The score is a weird electro-synthy thing that is the kind of atonal mess that suggests that about 50 different people wrote one note each, and the cinematography is unremarkable. There aren’t a lot of nice things I can say about this film.
I’m making this sound absolutely painful to watch, and I’m not meaning to. It’s kind of entertaining in a dopey way, and although completely incoherent, there are some sequences that are downright amusing. There’s also an impressive dedication to gratuitous nudity (part of which forms another continuity error), and a downright hilarious scene of Santa porking the young killer’s mother. It’s also got a commendable dedication to wiping out the entire cast. The murders themselves are reasonably gory and amusing, but there’s nothing that hasn’t been done far better elsewhere.

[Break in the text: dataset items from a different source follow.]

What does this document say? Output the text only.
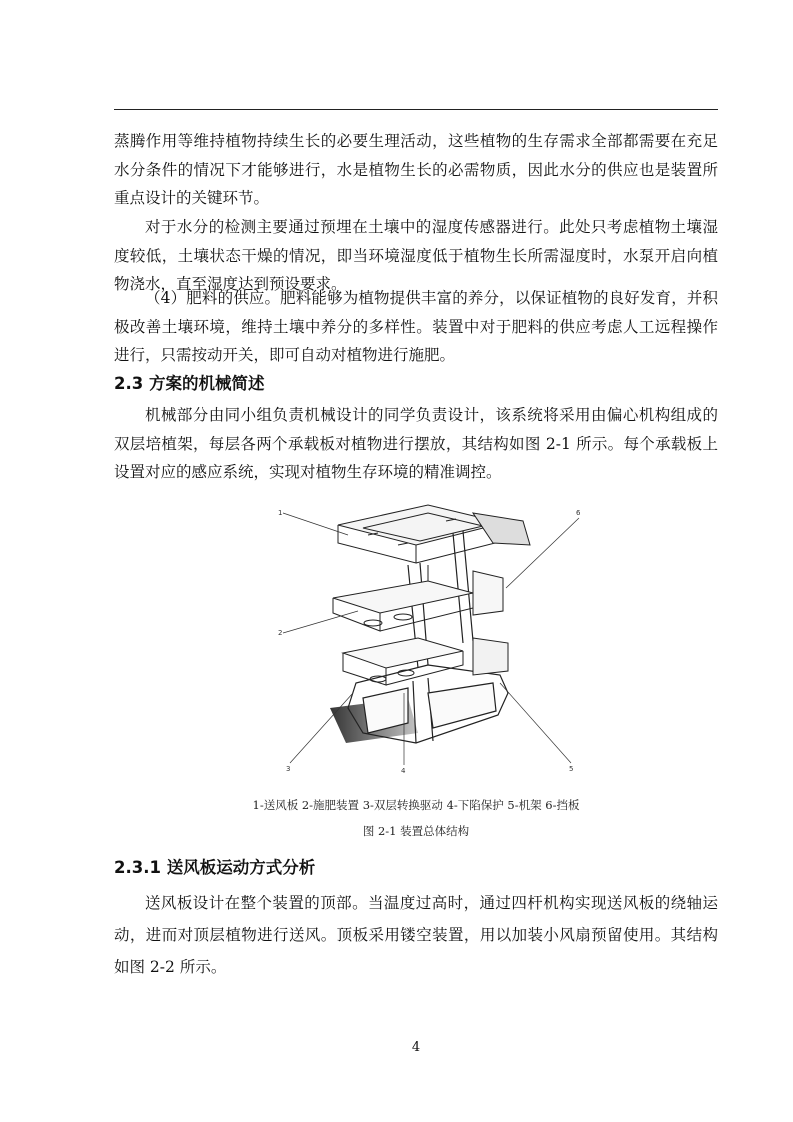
蒸腾作用等维持植物持续生长的必要生理活动，这些植物的生存需求全部都需要在充足水分条件的情况下才能够进行，水是植物生长的必需物质，因此水分的供应也是装置所重点设计的关键环节。

对于水分的检测主要通过预埋在土壤中的湿度传感器进行。此处只考虑植物土壤湿度较低，土壤状态干燥的情况，即当环境湿度低于植物生长所需湿度时，水泵开启向植物浇水，直至湿度达到预设要求。

（4）肥料的供应。肥料能够为植物提供丰富的养分，以保证植物的良好发育，并积极改善土壤环境，维持土壤中养分的多样性。装置中对于肥料的供应考虑人工远程操作进行，只需按动开关，即可自动对植物进行施肥。

2.3 方案的机械简述

机械部分由同小组负责机械设计的同学负责设计，该系统将采用由偏心机构组成的双层培植架，每层各两个承载板对植物进行摆放，其结构如图 2-1 所示。每个承载板上设置对应的感应系统，实现对植物生存环境的精准调控。

1
2
3	4	5
6

1-送风板 2-施肥装置 3-双层转换驱动 4-下陷保护 5-机架 6-挡板

图 2-1 装置总体结构

2.3.1 送风板运动方式分析

送风板设计在整个装置的顶部。当温度过高时，通过四杆机构实现送风板的绕轴运动，进而对顶层植物进行送风。顶板采用镂空装置，用以加装小风扇预留使用。其结构如图 2-2 所示。

4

There’s also a strange and inappropriate cameo from Caroline Munro (famous for being the first woman ever killed by James Bond) performing a song called “I’m coming to kill you” or some such nonsense that feels weirdly tacked on. She at least has the decency to look confused and ashamed to be here.
Really though, the problem with this film is that it’s just hopelessly confused. It wants to be a murder mystery, but there’s no mystery to speak of. If you accept the convention that the killer has to be one of the characters then you’ve only really got 3 or 4 to choose from- it blatantly can’t be one of them, another is out of the film in seconds, so you’ve got a choice of 2. They attempt a red herring, but fuck it up completely (as everyone involved is a talentless cunt) and thereby make it completely fucking obvious who the nutter is. Aside from not knowing what it is, there’s also a huge amount of scenes that just start, go nowhere, and fail to add anything to the film before stopping and cutting to another scene. Is the trip to the porn photographer’s really necessary? And do we honestly need hundreds of shots of that revolving triangle thing outside Scotland Yard?
Overall, this is a bad film. It’s a confused mess that has many glaring continuity errors, and is just a frankly inexplicable shambles. Nevertheless, it’s kind of fun. There’s something enjoyable about watching a pervert in a Santa costume attempt to negotiate “extras” off a stripper before being gutted, and there’s something mildly amusing about watching a clueless plod fail to solve the obvious mystery. Even Inspector fucking Clouseau could work this one out. If I’m entirely honest then I have to say it isn’t a film I’d recommend, but it is one that I guiltily enjoyed- it’s simply too inept to be considered good.